Beaucoup doivent être éberlués de la violence démesurée des autorités turques (de l’opinion? qui sait vraiment?) quant à une loi bizarre qui vient de survenir. Sans prétendre répondre à une question immense où se mêlent calculs, propagande, affectivité, géopolitique, nous pouvons peut-être rappeler quelques faits, quelques constantes, quelques choses vues et des pistes de compréhension.

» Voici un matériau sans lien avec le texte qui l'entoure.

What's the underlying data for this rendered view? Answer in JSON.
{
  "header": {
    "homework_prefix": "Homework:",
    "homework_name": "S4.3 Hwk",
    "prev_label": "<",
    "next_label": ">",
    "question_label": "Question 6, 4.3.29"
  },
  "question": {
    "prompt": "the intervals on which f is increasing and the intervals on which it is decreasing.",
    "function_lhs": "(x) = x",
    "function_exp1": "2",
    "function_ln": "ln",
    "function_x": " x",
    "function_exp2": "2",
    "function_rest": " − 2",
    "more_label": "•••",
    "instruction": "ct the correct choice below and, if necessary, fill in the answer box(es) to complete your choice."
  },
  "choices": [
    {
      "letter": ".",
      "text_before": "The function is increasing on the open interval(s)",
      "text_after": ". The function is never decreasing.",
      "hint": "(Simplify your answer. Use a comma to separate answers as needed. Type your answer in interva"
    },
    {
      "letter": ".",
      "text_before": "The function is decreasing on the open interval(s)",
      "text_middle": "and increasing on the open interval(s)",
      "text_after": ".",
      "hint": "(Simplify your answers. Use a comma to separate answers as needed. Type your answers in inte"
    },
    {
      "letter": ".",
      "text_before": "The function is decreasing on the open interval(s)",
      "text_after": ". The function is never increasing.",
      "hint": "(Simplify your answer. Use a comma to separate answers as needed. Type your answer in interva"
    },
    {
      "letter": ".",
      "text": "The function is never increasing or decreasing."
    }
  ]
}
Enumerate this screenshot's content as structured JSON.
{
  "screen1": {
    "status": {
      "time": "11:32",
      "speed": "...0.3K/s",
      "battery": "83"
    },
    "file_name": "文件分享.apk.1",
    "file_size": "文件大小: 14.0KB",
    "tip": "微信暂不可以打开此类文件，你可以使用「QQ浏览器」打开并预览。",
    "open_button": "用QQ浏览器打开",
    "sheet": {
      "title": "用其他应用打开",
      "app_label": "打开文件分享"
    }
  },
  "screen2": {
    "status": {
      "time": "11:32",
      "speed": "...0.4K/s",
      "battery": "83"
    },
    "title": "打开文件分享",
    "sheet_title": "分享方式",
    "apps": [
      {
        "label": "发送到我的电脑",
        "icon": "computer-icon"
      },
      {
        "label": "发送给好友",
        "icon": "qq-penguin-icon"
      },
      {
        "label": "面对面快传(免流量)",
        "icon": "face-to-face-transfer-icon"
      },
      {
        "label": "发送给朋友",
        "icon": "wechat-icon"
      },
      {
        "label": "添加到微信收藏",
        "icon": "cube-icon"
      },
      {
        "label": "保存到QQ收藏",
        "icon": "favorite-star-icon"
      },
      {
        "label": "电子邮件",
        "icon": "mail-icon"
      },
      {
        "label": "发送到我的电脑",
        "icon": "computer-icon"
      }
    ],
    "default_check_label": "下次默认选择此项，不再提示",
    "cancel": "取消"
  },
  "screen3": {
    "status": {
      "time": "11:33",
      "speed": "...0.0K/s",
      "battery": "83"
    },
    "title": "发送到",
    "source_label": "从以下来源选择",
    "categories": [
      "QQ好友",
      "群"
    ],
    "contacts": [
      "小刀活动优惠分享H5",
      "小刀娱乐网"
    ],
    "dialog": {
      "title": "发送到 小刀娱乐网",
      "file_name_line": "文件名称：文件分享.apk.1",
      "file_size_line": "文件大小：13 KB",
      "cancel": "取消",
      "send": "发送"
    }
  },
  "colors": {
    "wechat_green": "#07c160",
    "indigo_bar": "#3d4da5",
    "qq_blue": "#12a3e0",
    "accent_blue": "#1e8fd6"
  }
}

Voyons du côté français, d’abord, et ce sera vite vu. Il y a la confirmation ou l’aggravation d’un loi mémorielle. Tout historien digne de ce nom doit entrer dans une sainte fureur, a priori, en concevant que des gens réunis en amphithéâtre décident de ce qu’il faut dire et étudier. A côté de cela, il y a la contentement d’une minorité, plutôt prospère et intégrée qui réclame la reconnaissance d’un fait ancien – moyennement ancien– mais qui est à la base de sa dispersion, disons, de sa diaspora. Je crois qu’il faudrait, sur ce point, distinguer, de la part des Arméniens, la destruction de leur population (programmée ou non, ça, comme on dit, laissons les historiens…) et la cause de leur éparpillement hors de l’actuelle minuscule Arménie.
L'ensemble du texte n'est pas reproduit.